Gamma Delta T-Cell Based Cancer Immunotherapy: Past-Present-Future

gamma delta T-cells directly recognize and kill transformed cells independently of HLA-antigen presentation, which makes them a highly promising effector cell compartment for cancer immunotherapy. Novel gamma delta T-cell-based immunotherapies, primarily focusing on the two major gamma delta T-cell subtypes that infiltrate tumors (i.e. V delta 1 and V delta 2), are being developed. The V delta 1 T-cell subset is enriched in tissues and contains both effector T-cells as well as regulatory T-cells with tumor-promoting potential. V delta 2 T-cells, in contrast, are enriched in circulation and consist of a large, relatively homogeneous, pro-inflammatory effector T-cell subset. Healthy individuals typically harbor in the order of 50-500 million V gamma 9V delta 2 T-cells in the peripheral blood alone (1-10% of the total CD3(+) T-cell population), which can rapidly expand upon stimulation. The V gamma 9V delta 2 T-cell receptor senses intracellular phosphorylated metabolites, which accumulate in cancer cells as a result of mevalonate pathway dysregulation or upon pharmaceutical intervention.

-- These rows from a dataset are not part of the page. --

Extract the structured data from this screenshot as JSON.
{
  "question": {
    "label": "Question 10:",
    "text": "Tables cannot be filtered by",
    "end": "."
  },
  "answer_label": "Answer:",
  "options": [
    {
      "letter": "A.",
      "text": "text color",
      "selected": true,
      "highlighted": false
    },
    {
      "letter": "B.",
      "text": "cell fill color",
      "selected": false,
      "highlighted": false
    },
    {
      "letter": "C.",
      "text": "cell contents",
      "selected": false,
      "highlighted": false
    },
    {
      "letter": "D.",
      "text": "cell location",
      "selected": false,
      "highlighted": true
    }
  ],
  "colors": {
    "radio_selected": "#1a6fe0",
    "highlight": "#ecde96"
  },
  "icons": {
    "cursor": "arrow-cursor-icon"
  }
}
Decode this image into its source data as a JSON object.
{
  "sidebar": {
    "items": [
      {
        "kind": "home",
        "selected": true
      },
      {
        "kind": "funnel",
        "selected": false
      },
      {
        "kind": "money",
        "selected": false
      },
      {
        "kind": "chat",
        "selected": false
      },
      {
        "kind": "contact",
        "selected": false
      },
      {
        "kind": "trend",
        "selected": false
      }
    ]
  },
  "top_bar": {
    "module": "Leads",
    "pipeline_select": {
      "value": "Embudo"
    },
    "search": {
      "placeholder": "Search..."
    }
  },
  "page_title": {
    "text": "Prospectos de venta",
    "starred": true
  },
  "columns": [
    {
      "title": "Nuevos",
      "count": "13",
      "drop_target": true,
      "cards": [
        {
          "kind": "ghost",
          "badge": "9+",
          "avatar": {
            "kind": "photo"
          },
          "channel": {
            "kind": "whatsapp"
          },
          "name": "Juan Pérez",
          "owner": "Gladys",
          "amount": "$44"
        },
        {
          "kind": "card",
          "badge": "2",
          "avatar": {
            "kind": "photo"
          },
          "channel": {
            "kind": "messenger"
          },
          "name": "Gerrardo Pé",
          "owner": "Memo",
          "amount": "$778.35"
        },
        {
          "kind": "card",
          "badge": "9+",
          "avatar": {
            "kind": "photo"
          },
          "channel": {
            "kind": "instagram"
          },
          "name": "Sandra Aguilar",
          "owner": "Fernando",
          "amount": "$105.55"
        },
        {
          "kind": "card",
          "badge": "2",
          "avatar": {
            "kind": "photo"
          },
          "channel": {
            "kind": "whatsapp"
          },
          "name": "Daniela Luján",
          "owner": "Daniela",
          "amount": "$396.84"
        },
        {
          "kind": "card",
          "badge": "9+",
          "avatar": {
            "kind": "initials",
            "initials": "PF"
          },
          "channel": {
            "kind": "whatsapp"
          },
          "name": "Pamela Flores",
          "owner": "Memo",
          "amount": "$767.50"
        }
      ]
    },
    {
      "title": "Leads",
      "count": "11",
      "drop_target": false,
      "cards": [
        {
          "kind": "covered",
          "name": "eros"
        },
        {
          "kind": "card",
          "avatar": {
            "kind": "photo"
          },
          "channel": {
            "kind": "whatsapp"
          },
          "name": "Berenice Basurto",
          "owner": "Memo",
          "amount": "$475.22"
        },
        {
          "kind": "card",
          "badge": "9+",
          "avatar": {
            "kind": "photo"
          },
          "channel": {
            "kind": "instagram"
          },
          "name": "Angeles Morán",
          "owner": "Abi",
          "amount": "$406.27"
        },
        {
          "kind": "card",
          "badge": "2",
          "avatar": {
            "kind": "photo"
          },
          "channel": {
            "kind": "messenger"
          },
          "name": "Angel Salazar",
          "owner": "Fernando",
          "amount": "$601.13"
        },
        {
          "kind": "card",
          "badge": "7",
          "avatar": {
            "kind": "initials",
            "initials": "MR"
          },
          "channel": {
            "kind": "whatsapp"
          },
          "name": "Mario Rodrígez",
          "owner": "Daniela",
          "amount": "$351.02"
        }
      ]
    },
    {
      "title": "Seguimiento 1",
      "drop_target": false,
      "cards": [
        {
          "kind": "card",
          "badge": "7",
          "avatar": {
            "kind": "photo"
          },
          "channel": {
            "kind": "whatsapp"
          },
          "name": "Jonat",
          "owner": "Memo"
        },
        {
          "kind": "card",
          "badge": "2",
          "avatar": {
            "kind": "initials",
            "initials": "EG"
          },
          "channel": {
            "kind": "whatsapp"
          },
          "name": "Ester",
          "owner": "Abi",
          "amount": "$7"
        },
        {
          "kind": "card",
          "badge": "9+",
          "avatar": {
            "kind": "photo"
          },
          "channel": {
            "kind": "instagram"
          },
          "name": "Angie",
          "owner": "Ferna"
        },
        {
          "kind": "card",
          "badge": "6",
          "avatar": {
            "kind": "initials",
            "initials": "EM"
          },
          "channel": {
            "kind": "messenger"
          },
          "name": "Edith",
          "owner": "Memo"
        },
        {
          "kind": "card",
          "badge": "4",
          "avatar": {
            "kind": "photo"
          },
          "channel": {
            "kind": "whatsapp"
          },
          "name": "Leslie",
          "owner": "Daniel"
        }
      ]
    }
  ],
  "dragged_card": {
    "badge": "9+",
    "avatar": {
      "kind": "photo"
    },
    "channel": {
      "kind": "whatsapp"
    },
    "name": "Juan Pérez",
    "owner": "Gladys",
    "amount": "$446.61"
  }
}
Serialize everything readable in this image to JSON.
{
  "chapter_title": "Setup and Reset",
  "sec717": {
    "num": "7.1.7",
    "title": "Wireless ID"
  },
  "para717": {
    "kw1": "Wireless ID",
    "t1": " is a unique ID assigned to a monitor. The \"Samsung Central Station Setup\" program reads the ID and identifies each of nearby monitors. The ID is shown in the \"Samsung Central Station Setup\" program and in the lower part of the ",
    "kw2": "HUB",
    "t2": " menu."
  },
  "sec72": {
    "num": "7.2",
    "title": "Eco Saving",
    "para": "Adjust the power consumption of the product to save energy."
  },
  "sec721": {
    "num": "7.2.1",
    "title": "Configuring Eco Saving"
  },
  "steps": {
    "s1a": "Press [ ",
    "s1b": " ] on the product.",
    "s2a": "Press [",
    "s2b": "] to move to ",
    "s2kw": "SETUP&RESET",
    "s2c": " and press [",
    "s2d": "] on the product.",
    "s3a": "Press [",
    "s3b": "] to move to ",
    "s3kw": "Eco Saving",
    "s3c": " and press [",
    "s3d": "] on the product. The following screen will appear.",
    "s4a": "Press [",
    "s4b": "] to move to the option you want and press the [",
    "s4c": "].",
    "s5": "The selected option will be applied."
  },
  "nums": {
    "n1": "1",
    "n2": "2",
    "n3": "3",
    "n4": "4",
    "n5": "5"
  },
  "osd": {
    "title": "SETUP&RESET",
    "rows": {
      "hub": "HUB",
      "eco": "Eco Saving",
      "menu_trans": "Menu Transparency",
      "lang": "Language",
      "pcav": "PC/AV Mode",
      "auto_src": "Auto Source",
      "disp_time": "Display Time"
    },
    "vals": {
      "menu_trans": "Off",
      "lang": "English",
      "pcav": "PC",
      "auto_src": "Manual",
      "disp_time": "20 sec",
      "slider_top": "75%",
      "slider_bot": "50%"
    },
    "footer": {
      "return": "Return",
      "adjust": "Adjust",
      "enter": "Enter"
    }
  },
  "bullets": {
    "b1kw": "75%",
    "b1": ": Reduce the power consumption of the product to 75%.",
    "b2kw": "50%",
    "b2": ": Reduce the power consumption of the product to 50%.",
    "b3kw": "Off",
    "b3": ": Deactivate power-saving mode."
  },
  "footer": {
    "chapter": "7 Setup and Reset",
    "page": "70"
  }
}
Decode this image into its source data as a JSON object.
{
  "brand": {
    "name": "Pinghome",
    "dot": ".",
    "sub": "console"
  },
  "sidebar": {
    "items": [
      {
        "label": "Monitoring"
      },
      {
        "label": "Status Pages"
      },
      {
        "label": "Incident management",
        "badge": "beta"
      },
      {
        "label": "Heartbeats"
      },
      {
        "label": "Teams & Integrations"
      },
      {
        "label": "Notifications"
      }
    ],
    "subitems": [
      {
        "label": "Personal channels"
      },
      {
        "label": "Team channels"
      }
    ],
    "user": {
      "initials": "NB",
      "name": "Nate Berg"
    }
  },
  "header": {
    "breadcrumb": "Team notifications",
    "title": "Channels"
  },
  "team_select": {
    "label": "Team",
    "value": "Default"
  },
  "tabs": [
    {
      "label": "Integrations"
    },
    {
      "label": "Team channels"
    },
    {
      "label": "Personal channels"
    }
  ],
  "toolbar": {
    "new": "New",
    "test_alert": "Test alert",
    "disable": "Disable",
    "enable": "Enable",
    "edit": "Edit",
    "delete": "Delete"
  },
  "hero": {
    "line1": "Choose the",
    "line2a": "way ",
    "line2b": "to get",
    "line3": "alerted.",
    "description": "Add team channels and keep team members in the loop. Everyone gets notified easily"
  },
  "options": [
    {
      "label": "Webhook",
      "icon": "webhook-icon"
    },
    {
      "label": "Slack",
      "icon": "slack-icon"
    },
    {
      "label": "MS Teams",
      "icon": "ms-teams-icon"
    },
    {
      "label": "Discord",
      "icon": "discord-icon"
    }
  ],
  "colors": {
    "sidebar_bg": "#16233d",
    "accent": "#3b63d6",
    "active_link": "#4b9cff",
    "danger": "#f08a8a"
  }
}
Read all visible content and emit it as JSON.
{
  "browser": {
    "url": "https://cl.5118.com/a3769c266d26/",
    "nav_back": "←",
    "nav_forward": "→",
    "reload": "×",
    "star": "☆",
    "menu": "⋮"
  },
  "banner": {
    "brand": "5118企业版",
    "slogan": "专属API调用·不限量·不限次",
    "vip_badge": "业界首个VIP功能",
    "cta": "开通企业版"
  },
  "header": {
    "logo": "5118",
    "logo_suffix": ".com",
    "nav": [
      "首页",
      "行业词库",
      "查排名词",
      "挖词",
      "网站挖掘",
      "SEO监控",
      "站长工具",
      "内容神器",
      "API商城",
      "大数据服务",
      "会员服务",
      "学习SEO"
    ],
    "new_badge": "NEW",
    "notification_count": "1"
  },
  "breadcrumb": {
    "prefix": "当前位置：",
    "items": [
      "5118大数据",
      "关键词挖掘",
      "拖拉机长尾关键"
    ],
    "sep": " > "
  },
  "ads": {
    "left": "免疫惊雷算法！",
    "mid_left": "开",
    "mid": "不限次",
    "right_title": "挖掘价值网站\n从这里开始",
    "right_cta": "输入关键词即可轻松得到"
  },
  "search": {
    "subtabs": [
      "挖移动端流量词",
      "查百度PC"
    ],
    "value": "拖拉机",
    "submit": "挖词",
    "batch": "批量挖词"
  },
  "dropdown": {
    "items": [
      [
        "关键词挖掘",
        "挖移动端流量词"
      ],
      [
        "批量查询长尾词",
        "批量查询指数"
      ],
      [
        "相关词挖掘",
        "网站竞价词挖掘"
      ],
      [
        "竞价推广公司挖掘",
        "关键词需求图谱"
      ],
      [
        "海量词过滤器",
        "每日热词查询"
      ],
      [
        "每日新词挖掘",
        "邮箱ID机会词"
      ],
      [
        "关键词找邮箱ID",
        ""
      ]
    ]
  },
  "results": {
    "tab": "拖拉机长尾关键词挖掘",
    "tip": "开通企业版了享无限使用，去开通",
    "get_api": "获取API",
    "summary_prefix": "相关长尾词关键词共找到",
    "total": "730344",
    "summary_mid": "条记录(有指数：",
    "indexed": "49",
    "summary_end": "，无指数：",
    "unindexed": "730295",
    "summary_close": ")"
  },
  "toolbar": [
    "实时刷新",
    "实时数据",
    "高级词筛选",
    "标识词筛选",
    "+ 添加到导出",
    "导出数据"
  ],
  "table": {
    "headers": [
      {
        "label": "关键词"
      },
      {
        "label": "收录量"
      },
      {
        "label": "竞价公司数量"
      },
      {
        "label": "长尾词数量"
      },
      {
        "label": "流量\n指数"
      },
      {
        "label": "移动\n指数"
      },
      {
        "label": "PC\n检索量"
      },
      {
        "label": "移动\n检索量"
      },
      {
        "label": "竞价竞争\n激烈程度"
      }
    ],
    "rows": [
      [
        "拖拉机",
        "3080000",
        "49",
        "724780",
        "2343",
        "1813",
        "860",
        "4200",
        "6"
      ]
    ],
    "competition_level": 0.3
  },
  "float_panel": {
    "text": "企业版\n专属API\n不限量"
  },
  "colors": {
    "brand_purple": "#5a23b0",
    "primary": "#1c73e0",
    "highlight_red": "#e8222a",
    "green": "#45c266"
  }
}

Early clinical studies investigating the therapeutic potential of V gamma 9V delta 2 T-cells were based on either ex vivo expansion and adoptive transfer or their systemic activation with aminobisphosphonates or synthetic phosphoantigens, either alone or combined with low dose IL-2. Immune-related adverse events (irAE) were generally \mild, but the clinical efficacy of these approaches provided overall limited benefit. In recent years, critical advances have renewed the excitement for the potential of V gamma 9V delta 2 T-cells in cancer immunotherapy. Here, we review gamma delta T-cell-based therapeutic strategies and discuss the prospects of those currently evaluated in clinical studies in cancer patients as well as future therapies that might arise from current promising pre-clinical results.